As asked, your question covers a great deal of potential ground (dissertation length a a minimum!) The first thing you will need to do is to narrow your focus a bit. If we start by considering the early American settlers, you are looking at two different groups of colonists. The Massachusetts colonies were established by a group of religious separatists (Puritans). The social force that most shaped their contribution to America cam in the realm of religion (and ultimately fostered a religious divide as they became prosperous in the new world and moved away from their church to form splinter churches). Another important contribution that cam from this group is the fact that they were writers, mostly of diaries and journals, but they wrote! William Bradford's "Of Plymouth Plantation" is an extended journal that forms the basis for all early American history textbooks that we still read today.The other early colonists, the Virginia colonists, came here looking for land and economic opportunities that did not exist for them in the "old world" so their motivations were entirely different.

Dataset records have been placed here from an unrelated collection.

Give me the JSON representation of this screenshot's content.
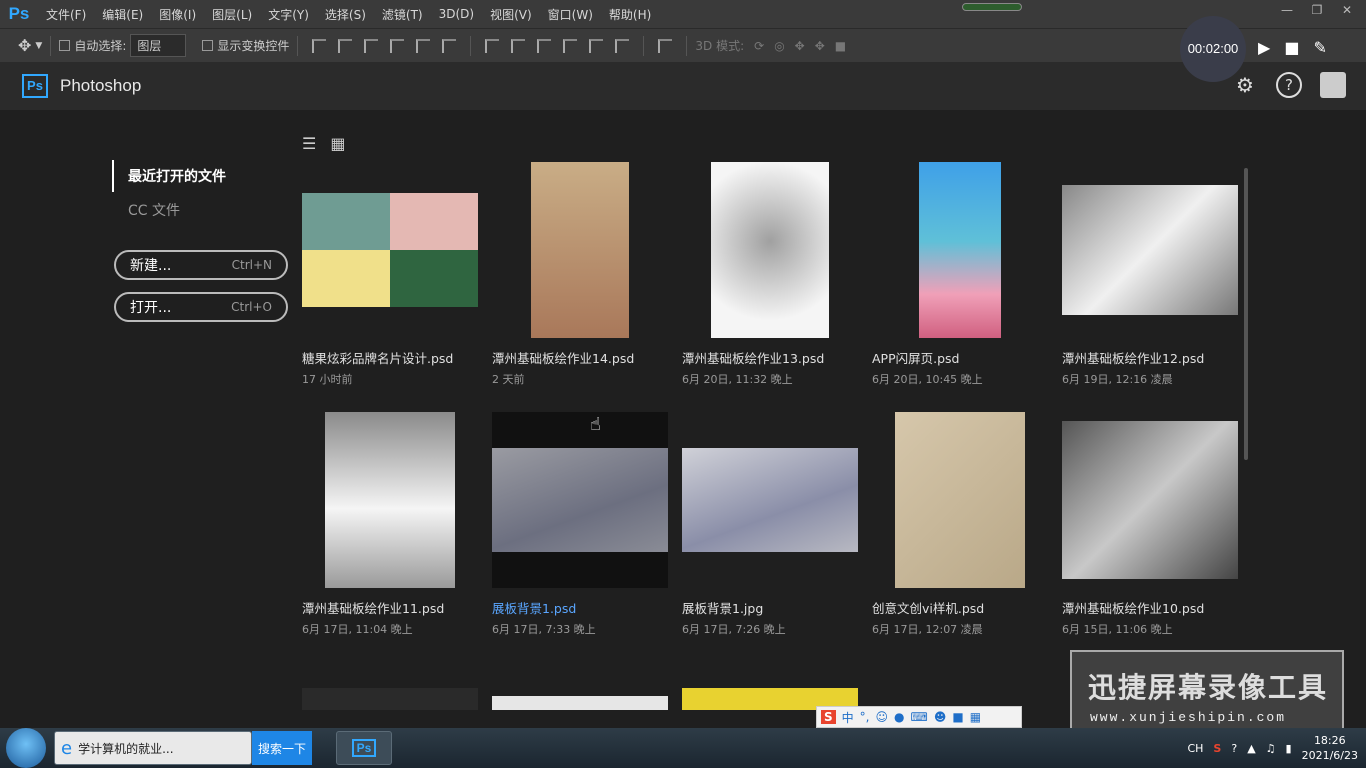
{
  "menubar": {
    "logo": "Ps",
    "items": [
      "文件(F)",
      "编辑(E)",
      "图像(I)",
      "图层(L)",
      "文字(Y)",
      "选择(S)",
      "滤镜(T)",
      "3D(D)",
      "视图(V)",
      "窗口(W)",
      "帮助(H)"
    ]
  },
  "options": {
    "auto_select_label": "自动选择:",
    "layer_select": "图层",
    "show_transform_label": "显示变换控件",
    "mode_3d_label": "3D 模式:"
  },
  "header": {
    "badge": "Ps",
    "title": "Photoshop"
  },
  "recorder": {
    "time": "00:02:00"
  },
  "sidebar": {
    "recent_label": "最近打开的文件",
    "cc_label": "CC 文件",
    "new_label": "新建...",
    "new_shortcut": "Ctrl+N",
    "open_label": "打开...",
    "open_shortcut": "Ctrl+O"
  },
  "files": [
    {
      "name": "糖果炫彩品牌名片设计.psd",
      "date": "17 小时前",
      "colors": [
        "#6f9c93",
        "#e4b8b3",
        "#f0e08a",
        "#2f6540"
      ]
    },
    {
      "name": "潭州基础板绘作业14.psd",
      "date": "2 天前",
      "colors": [
        "#c09070"
      ]
    },
    {
      "name": "潭州基础板绘作业13.psd",
      "date": "6月 20日, 11:32 晚上",
      "colors": [
        "#9a9a9a"
      ]
    },
    {
      "name": "APP闪屏页.psd",
      "date": "6月 20日, 10:45 晚上",
      "colors": [
        "#4aa0e0"
      ]
    },
    {
      "name": "潭州基础板绘作业12.psd",
      "date": "6月 19日, 12:16 凌晨",
      "colors": [
        "#6a6a6a"
      ]
    },
    {
      "name": "潭州基础板绘作业11.psd",
      "date": "6月 17日, 11:04 晚上",
      "colors": [
        "#8a8a8a"
      ]
    },
    {
      "name": "展板背景1.psd",
      "date": "6月 17日, 7:33 晚上",
      "colors": [
        "#8a8c96"
      ]
    },
    {
      "name": "展板背景1.jpg",
      "date": "6月 17日, 7:26 晚上",
      "colors": [
        "#a8a9b4"
      ]
    },
    {
      "name": "创意文创vi样机.psd",
      "date": "6月 17日, 12:07 凌晨",
      "colors": [
        "#c8b89a"
      ]
    },
    {
      "name": "潭州基础板绘作业10.psd",
      "date": "6月 15日, 11:06 晚上",
      "colors": [
        "#7a7a7a"
      ]
    }
  ],
  "taskbar": {
    "browser_task": "学计算机的就业...",
    "search_button": "搜索一下",
    "ps_task": "Ps",
    "lang": "CH",
    "time": "18:26",
    "date": "2021/6/23"
  },
  "ime": {
    "mode": "中"
  },
  "watermark": {
    "title": "迅捷屏幕录像工具",
    "url": "www.xunjieshipin.com"
  }
}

Regardless of where they came from, however, the colonists were driven to control their own lives because they were escaping from a government (the monarchy) that they felt was too repressive. The Puritans sought religious freedom, the Virginians sought economic possibilities that did not exist under te crown. Both groups were driven by a search for identity that was not controlled for them but by them.
The intereseting thing here, however, is that in spite of the noble reasons for coming to the new world (freedom) these new Americans turned right around and created a new group of repressed individuals - first by repressing and isolating the Native Americans and then through the slave trade.
I think the best way to approach this is to first look at the forces themselves. The major social force would be religion, the major economic force would be a desire to achieve the "American Dream" and a political force would be to escape monarchy and the formation of a representative democracy.